Would you rather name your international airport after some unknown military asshole, or would you rather name it after a Nobel prize winning world renowned poet?

Well, apparently Chile's right prefers the former. Today Chile's Congress voted down a proposal from 2004 to rename Santiago's international airport after the one and only Pablo Neruda. Ok, so I know that as representatives of the right you can't vote to rename the airport after a communist priest. But I mean, COME ON, this is THE Pablo Neruda we're talking about.

Anyway, sorry Neruda.
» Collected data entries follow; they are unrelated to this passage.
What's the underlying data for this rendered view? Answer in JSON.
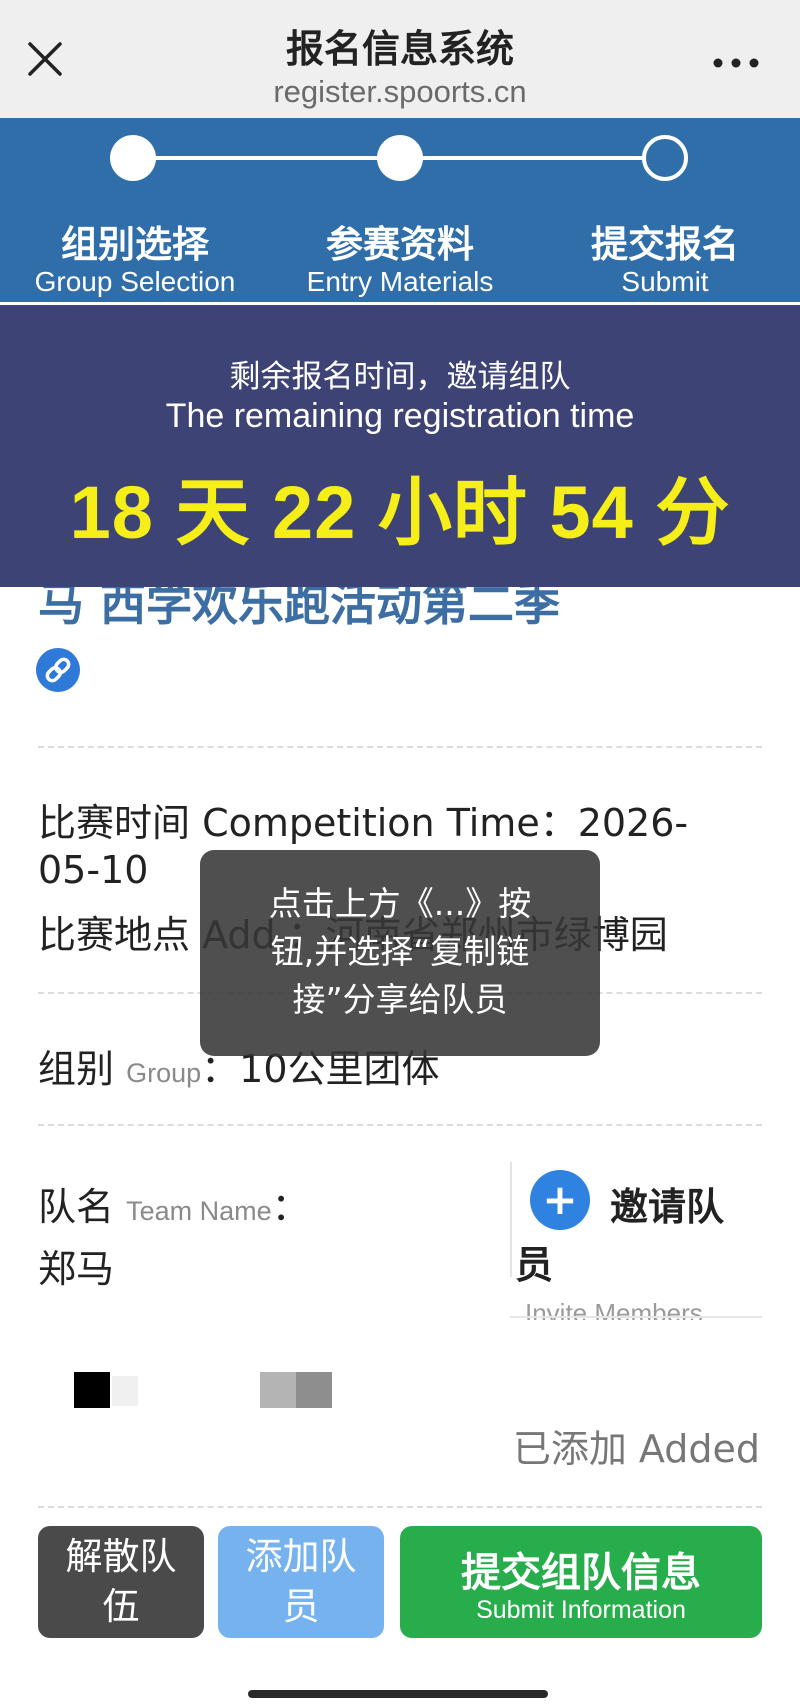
{
  "top_bar": {
    "title": "报名信息系统",
    "url": "register.spoorts.cn",
    "close_icon": "close-icon",
    "more_icon": "more-icon"
  },
  "steps": [
    {
      "title": "组别选择",
      "subtitle": "Group Selection",
      "status": "done"
    },
    {
      "title": "参赛资料",
      "subtitle": "Entry Materials",
      "status": "done"
    },
    {
      "title": "提交报名",
      "subtitle": "Submit",
      "status": "pending"
    }
  ],
  "countdown": {
    "label_cn": "剩余报名时间，邀请组队",
    "label_en": "The remaining registration time",
    "value": "18 天 22 小时 54 分"
  },
  "event": {
    "title_fragment": "马 西学欢乐跑活动第二季",
    "link_icon": "link-icon"
  },
  "info": {
    "time_line1": "比赛时间 Competition Time：2026-",
    "time_line2": "05-10",
    "address": "比赛地点 Add.：河南省郑州市绿博园",
    "group_label": "组别",
    "group_label_en": "Group",
    "group_value": "：10公里团体",
    "team_label": "队名",
    "team_label_en": "Team Name",
    "team_colon": "：",
    "team_value": "郑马"
  },
  "invite": {
    "plus": "+",
    "label_part1": "邀请队",
    "label_part2": "员",
    "label_en": "Invite Members"
  },
  "members": {
    "added_label": "已添加 Added"
  },
  "buttons": {
    "disband_line1": "解散队",
    "disband_line2": "伍",
    "add_line1": "添加队",
    "add_line2": "员",
    "submit_cn": "提交组队信息",
    "submit_en": "Submit Information"
  },
  "toast": {
    "line1": "点击上方《...》按",
    "line2": "钮,并选择“复制链",
    "line3": "接”分享给队员"
  },
  "colors": {
    "steps_bg": "#2f6ea9",
    "banner_bg": "#3d4374",
    "countdown": "#f5ee18",
    "submit_btn": "#27ad4c",
    "add_btn": "#76b3ee",
    "disband_btn": "#4a4a4a",
    "invite_btn": "#2f82e0"
  }
}
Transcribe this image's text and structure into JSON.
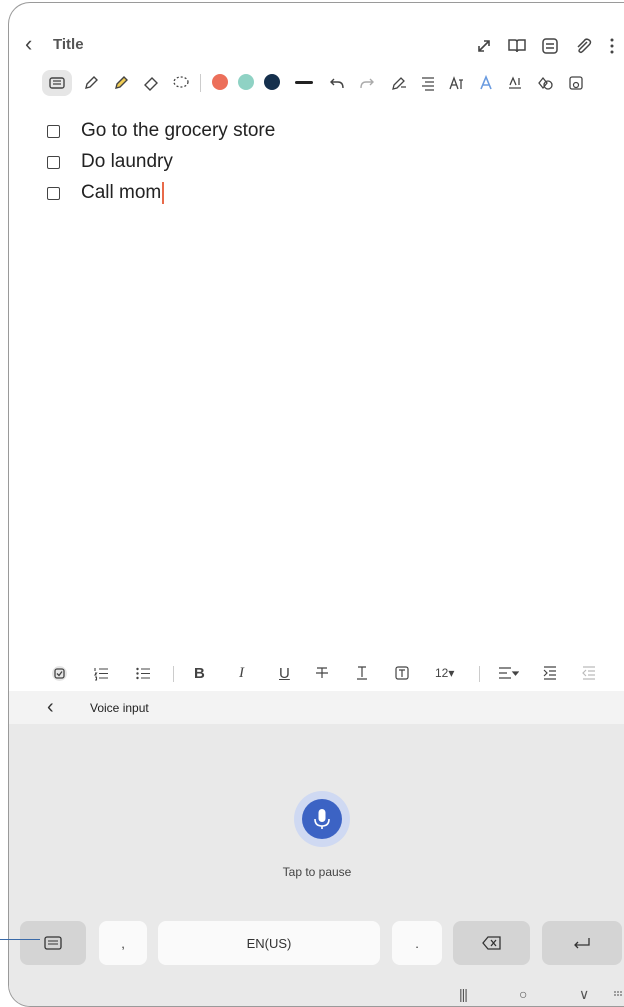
{
  "title_bar": {
    "back_glyph": "‹",
    "title": "Title"
  },
  "checklist": [
    {
      "text": "Go to the grocery store"
    },
    {
      "text": "Do laundry"
    },
    {
      "text": "Call mom"
    }
  ],
  "pen_colors": [
    "#ec6f5a",
    "#8fd2c4",
    "#15304d"
  ],
  "format_bar": {
    "bold": "B",
    "italic": "I",
    "underline": "U",
    "font_size": "12▾"
  },
  "voice": {
    "back_glyph": "‹",
    "label": "Voice input",
    "status": "Tap to pause"
  },
  "keyboard": {
    "comma": ",",
    "language": "EN(US)",
    "period": "."
  },
  "nav_bar": {
    "recents": "|||",
    "home": "○",
    "back": "∨"
  }
}
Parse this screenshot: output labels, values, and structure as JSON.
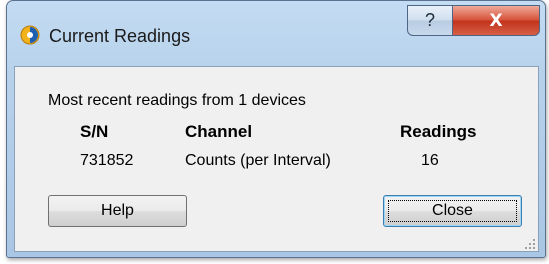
{
  "window": {
    "title": "Current Readings",
    "help_glyph": "?",
    "close_glyph": "X",
    "app_icon": "app-logo-icon"
  },
  "summary": {
    "text": "Most recent readings from 1 devices"
  },
  "table": {
    "columns": [
      "S/N",
      "Channel",
      "Readings"
    ],
    "rows": [
      {
        "sn": "731852",
        "channel": "Counts (per Interval)",
        "readings": "16"
      }
    ]
  },
  "buttons": {
    "help_label": "Help",
    "close_label": "Close"
  },
  "colors": {
    "close_accent": "#c2331d",
    "frame": "#b7d1eb"
  }
}
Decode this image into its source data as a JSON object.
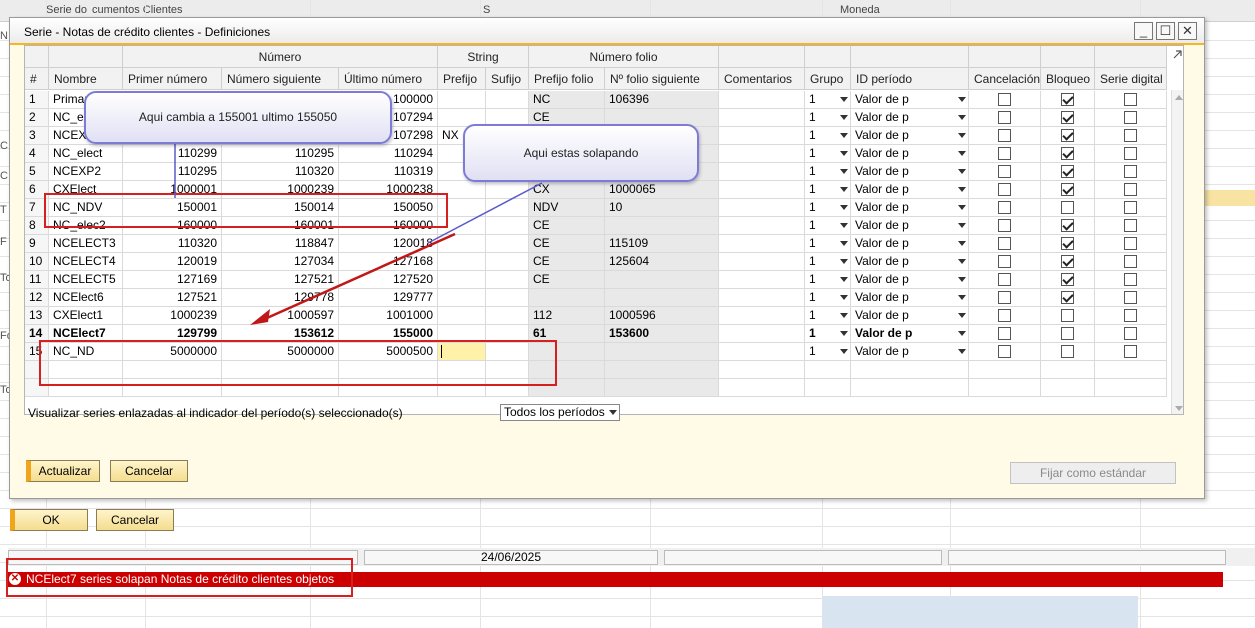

But maladjusted is still with you and in your honor I'll deviate slightly from our usual content to provide our dear readers with my favorite poem of yours:

Walking Around

From: ‘Residencia en la tierra II’

It so happens I’m tired of being a man.

It so happens I enter clothes shops and movie-houses,

withered, impenetrable, like a swan made of felt

sailing the water of ashes and origins.


The smell of a hairdresser’s has me crying and wailing.

I only want release from being stone or wool.

I only want not to see gardens and businesses,

merchandise, spectacles, lifts.


It so happens I’m tired of my feet and toenails,

my hair and my shadow.

It so happens I’m tired of being a man.


Still it would be a pleasure

to scare a lawyer with a severed lily

or deal death to a nun with a poke in the ear.

It would be good

to go through the streets with an emerald knife

and shout out till I died of cold.


I don’t want to go on being just a root in the shadows,

vacillating, extended, shivering with dream,

down in the damp bowels of earth,

absorbing it, thinking it, eating it every day.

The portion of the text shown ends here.